Avoid “I’m fine”, “I manage”, “on a good day I can…”, and vague words like “sometimes”. Always describe how you function on the majority of days, with difficulty, safety risk, time taken, and help needed. Do not minimise pain or push through tasks you would not normally do.
How do I pass the PIP assessment?
PIP is not pass/fail. Answer accurately for how your condition affects you on more than 50% of days. Explain if tasks are unsafe, take more than twice as long, cause pain, or need prompting or physical help. Bring a companion and take your time answering.

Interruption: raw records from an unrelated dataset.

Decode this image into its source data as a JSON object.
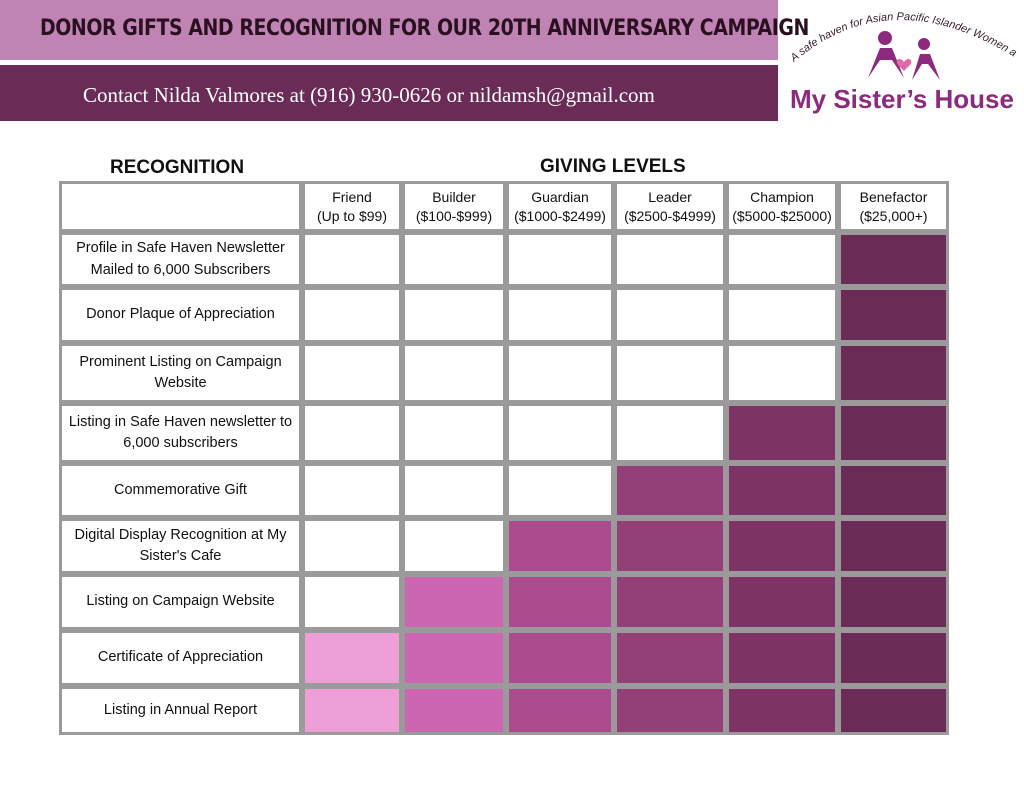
{
  "header": {
    "title": "DONOR GIFTS AND RECOGNITION FOR OUR 20TH ANNIVERSARY CAMPAIGN",
    "contact": "Contact Nilda Valmores at (916) 930-0626 or nildamsh@gmail.com"
  },
  "logo": {
    "tagline": "A safe haven for Asian Pacific Islander Women and Children",
    "name": "My Sister’s House"
  },
  "table": {
    "recognition_heading": "RECOGNITION",
    "levels_heading": "GIVING LEVELS",
    "levels": [
      {
        "name": "Friend",
        "range": "(Up to $99)",
        "color": "#ee9ed6"
      },
      {
        "name": "Builder",
        "range": "($100-$999)",
        "color": "#cc66b0"
      },
      {
        "name": "Guardian",
        "range": "($1000-$2499)",
        "color": "#ad4b8f"
      },
      {
        "name": "Leader",
        "range": "($2500-$4999)",
        "color": "#934078"
      },
      {
        "name": "Champion",
        "range": "($5000-$25000)",
        "color": "#7d3366"
      },
      {
        "name": "Benefactor",
        "range": "($25,000+)",
        "color": "#6a2b57"
      }
    ],
    "rows": [
      {
        "label": "Profile in Safe Haven Newsletter Mailed to 6,000 Subscribers",
        "included": [
          false,
          false,
          false,
          false,
          false,
          true
        ]
      },
      {
        "label": "Donor Plaque of Appreciation",
        "included": [
          false,
          false,
          false,
          false,
          false,
          true
        ]
      },
      {
        "label": "Prominent Listing on Campaign Website",
        "included": [
          false,
          false,
          false,
          false,
          false,
          true
        ]
      },
      {
        "label": "Listing in Safe Haven newsletter to 6,000 subscribers",
        "included": [
          false,
          false,
          false,
          false,
          true,
          true
        ]
      },
      {
        "label": "Commemorative Gift",
        "included": [
          false,
          false,
          false,
          true,
          true,
          true
        ]
      },
      {
        "label": "Digital Display Recognition at My Sister's Cafe",
        "included": [
          false,
          false,
          true,
          true,
          true,
          true
        ]
      },
      {
        "label": "Listing on Campaign Website",
        "included": [
          false,
          true,
          true,
          true,
          true,
          true
        ]
      },
      {
        "label": "Certificate of Appreciation",
        "included": [
          true,
          true,
          true,
          true,
          true,
          true
        ]
      },
      {
        "label": "Listing in Annual Report",
        "included": [
          true,
          true,
          true,
          true,
          true,
          true
        ]
      }
    ]
  }
}
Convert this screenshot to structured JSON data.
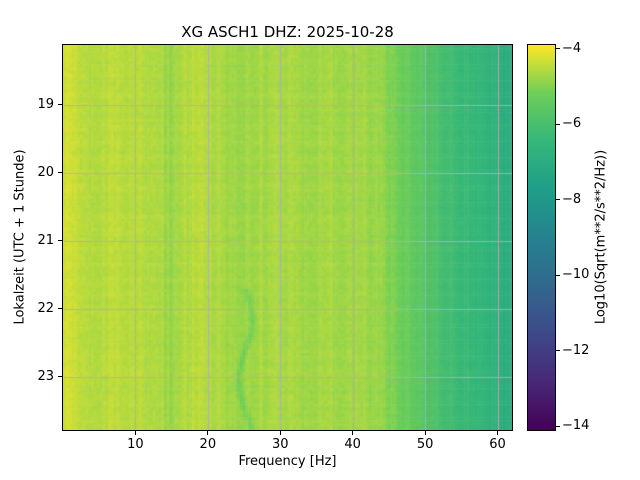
{
  "chart_data": {
    "type": "heatmap",
    "title": "XG ASCH1  DHZ: 2025-10-28",
    "xlabel": "Frequency [Hz]",
    "ylabel": "Lokalzeit (UTC + 1 Stunde)",
    "colorbar_label": "Log10(Sqrt(m**2/s**2/Hz))",
    "x_range_hz": [
      0,
      62
    ],
    "x_ticks": [
      10,
      20,
      30,
      40,
      50,
      60
    ],
    "x_tick_labels": [
      "10",
      "20",
      "30",
      "40",
      "50",
      "60"
    ],
    "y_range_hours": [
      18.12,
      23.78
    ],
    "y_ticks": [
      19,
      20,
      21,
      22,
      23
    ],
    "y_tick_labels": [
      "19",
      "20",
      "21",
      "22",
      "23"
    ],
    "colorbar_range": [
      -14.1,
      -3.9
    ],
    "colorbar_ticks": [
      -4,
      -6,
      -8,
      -10,
      -12,
      -14
    ],
    "colorbar_tick_labels": [
      "−4",
      "−6",
      "−8",
      "−10",
      "−12",
      "−14"
    ],
    "colormap": "viridis",
    "colormap_stops": [
      [
        0.0,
        "#440154"
      ],
      [
        0.125,
        "#482878"
      ],
      [
        0.25,
        "#3e4989"
      ],
      [
        0.375,
        "#31688e"
      ],
      [
        0.5,
        "#26828e"
      ],
      [
        0.625,
        "#1f9e89"
      ],
      [
        0.75,
        "#35b779"
      ],
      [
        0.875,
        "#6ece58"
      ],
      [
        1.0,
        "#fde725"
      ]
    ],
    "grid": true,
    "grid_color": "#b0b0b0",
    "freq_bins_hz": [
      1,
      3,
      5,
      7,
      9,
      11,
      13,
      15,
      17,
      19,
      21,
      23,
      25,
      27,
      29,
      31,
      33,
      35,
      37,
      39,
      41,
      43,
      45,
      47,
      49,
      51,
      53,
      55,
      57,
      59,
      61
    ],
    "mean_log10_amplitude": [
      -4.3,
      -4.5,
      -4.55,
      -4.5,
      -4.55,
      -4.5,
      -4.6,
      -4.8,
      -4.55,
      -4.5,
      -4.62,
      -4.7,
      -4.75,
      -4.65,
      -4.68,
      -4.62,
      -4.7,
      -4.72,
      -4.68,
      -4.72,
      -4.72,
      -4.78,
      -4.95,
      -5.25,
      -5.55,
      -5.85,
      -6.1,
      -6.35,
      -6.4,
      -6.65,
      -6.9
    ],
    "noise_texture": 0.16,
    "spectral_line": {
      "center_hz": 25.2,
      "wiggle_hz": 0.9,
      "from_hour": 21.7,
      "depth_log10": 0.35
    }
  }
}
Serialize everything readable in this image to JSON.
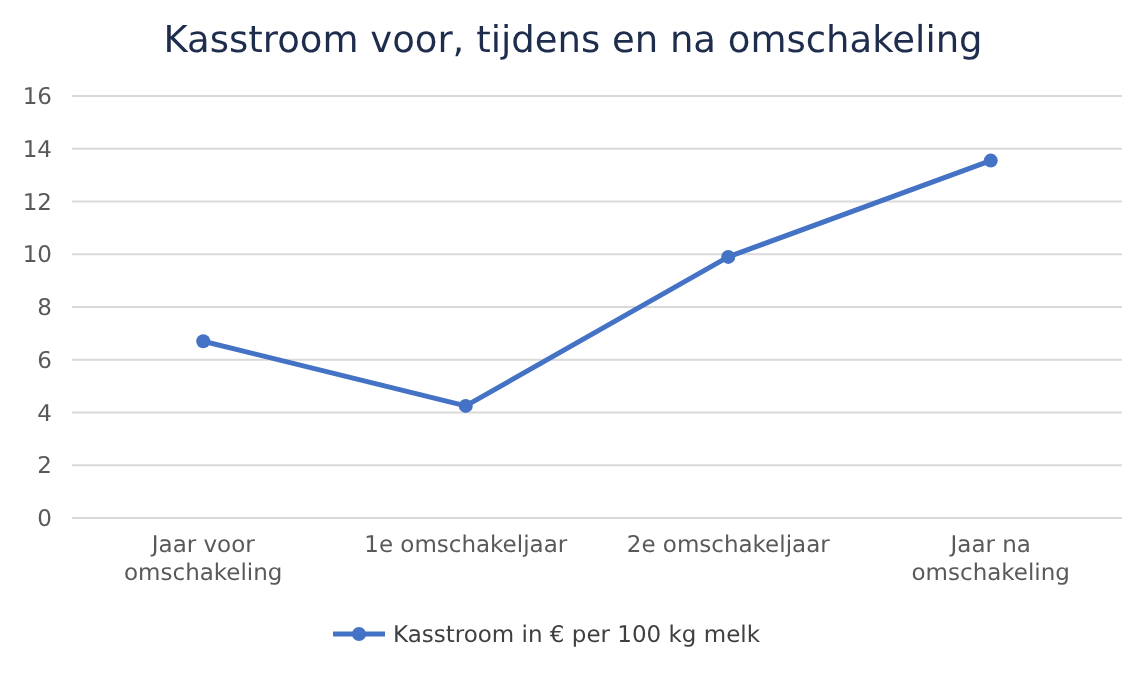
{
  "chart_data": {
    "type": "line",
    "title": "Kasstroom voor, tijdens en na omschakeling",
    "categories": [
      "Jaar voor omschakeling",
      "1e omschakeljaar",
      "2e omschakeljaar",
      "Jaar na omschakeling"
    ],
    "series": [
      {
        "name": "Kasstroom in € per 100 kg melk",
        "color": "#4472c4",
        "values": [
          6.7,
          4.25,
          9.9,
          13.55
        ]
      }
    ],
    "ylim": [
      0,
      16
    ],
    "yticks": [
      0,
      2,
      4,
      6,
      8,
      10,
      12,
      14,
      16
    ],
    "grid": "y",
    "legend": "bottom",
    "marker": "circle",
    "line_style": "solid"
  }
}
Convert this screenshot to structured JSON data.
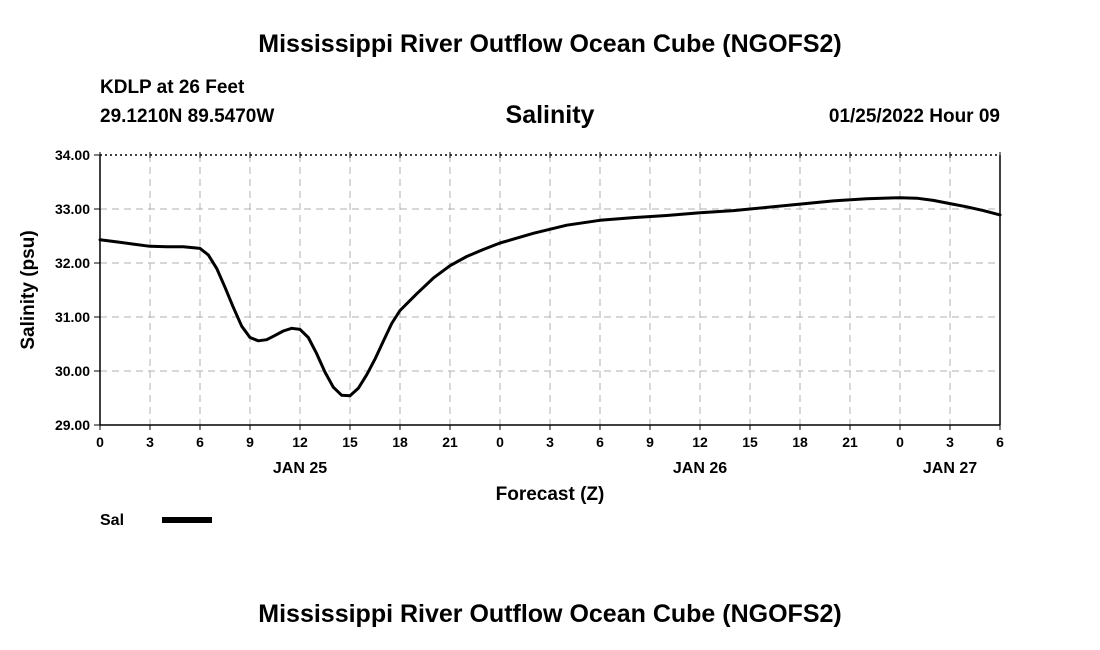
{
  "page": {
    "title": "Mississippi River Outflow Ocean Cube (NGOFS2)",
    "footer_title": "Mississippi River Outflow Ocean Cube (NGOFS2)",
    "station": "KDLP at 26 Feet",
    "coords": "29.1210N  89.5470W",
    "subtitle": "Salinity",
    "datetime": "01/25/2022 Hour 09"
  },
  "chart_data": {
    "type": "line",
    "title": "Salinity",
    "xlabel": "Forecast (Z)",
    "ylabel": "Salinity (psu)",
    "ylim": [
      29,
      34
    ],
    "xlim": [
      0,
      54
    ],
    "grid": true,
    "y_ticks": [
      "29.00",
      "30.00",
      "31.00",
      "32.00",
      "33.00",
      "34.00"
    ],
    "x_ticks": [
      "0",
      "3",
      "6",
      "9",
      "12",
      "15",
      "18",
      "21",
      "0",
      "3",
      "6",
      "9",
      "12",
      "15",
      "18",
      "21",
      "0",
      "3",
      "6"
    ],
    "day_labels": [
      {
        "label": "JAN 25",
        "x": 12
      },
      {
        "label": "JAN 26",
        "x": 36
      },
      {
        "label": "JAN 27",
        "x": 51
      }
    ],
    "series": [
      {
        "name": "Sal",
        "color": "#000000",
        "x": [
          0,
          1,
          2,
          3,
          4,
          5,
          6,
          6.5,
          7,
          7.5,
          8,
          8.5,
          9,
          9.5,
          10,
          10.5,
          11,
          11.5,
          12,
          12.5,
          13,
          13.5,
          14,
          14.5,
          15,
          15.5,
          16,
          16.5,
          17,
          17.5,
          18,
          19,
          20,
          21,
          22,
          23,
          24,
          26,
          28,
          30,
          32,
          34,
          36,
          38,
          40,
          42,
          44,
          46,
          48,
          49,
          50,
          51,
          52,
          53,
          54
        ],
        "values": [
          32.43,
          32.39,
          32.35,
          32.31,
          32.3,
          32.3,
          32.27,
          32.15,
          31.9,
          31.55,
          31.18,
          30.83,
          30.62,
          30.56,
          30.58,
          30.66,
          30.74,
          30.79,
          30.77,
          30.62,
          30.32,
          29.98,
          29.7,
          29.55,
          29.54,
          29.68,
          29.93,
          30.22,
          30.55,
          30.88,
          31.12,
          31.43,
          31.72,
          31.95,
          32.12,
          32.25,
          32.37,
          32.55,
          32.7,
          32.79,
          32.84,
          32.88,
          32.93,
          32.97,
          33.03,
          33.09,
          33.15,
          33.19,
          33.21,
          33.2,
          33.16,
          33.1,
          33.04,
          32.97,
          32.89
        ]
      }
    ],
    "legend": {
      "label": "Sal",
      "position": "bottom-left"
    }
  }
}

How long does a PIP assessment take?
Telephone assessments last 45 to 90 minutes. Face-to-face assessments last 20 to 60 minutes. Video assessments are similar to telephone. Allow extra time afterwards. Do not schedule anything immediately after your assessment slot.
Can I record my PIP assessment?
Yes. Request audio recording at least 1 working day before. Covert audio recording is acknowledged by DWP. Video recording is not permitted. For telephone assessments, ask for a three-way call so your companion can join and take notes.
What are the 12 points for PIP assessment?
You need 8 points for the PIP standard rate and 12 points for the enhanced rate, per component – daily living and mobility. Points come from descriptors across 12 activities. See our separate PIP points guide for the full descriptor list and a points calculator.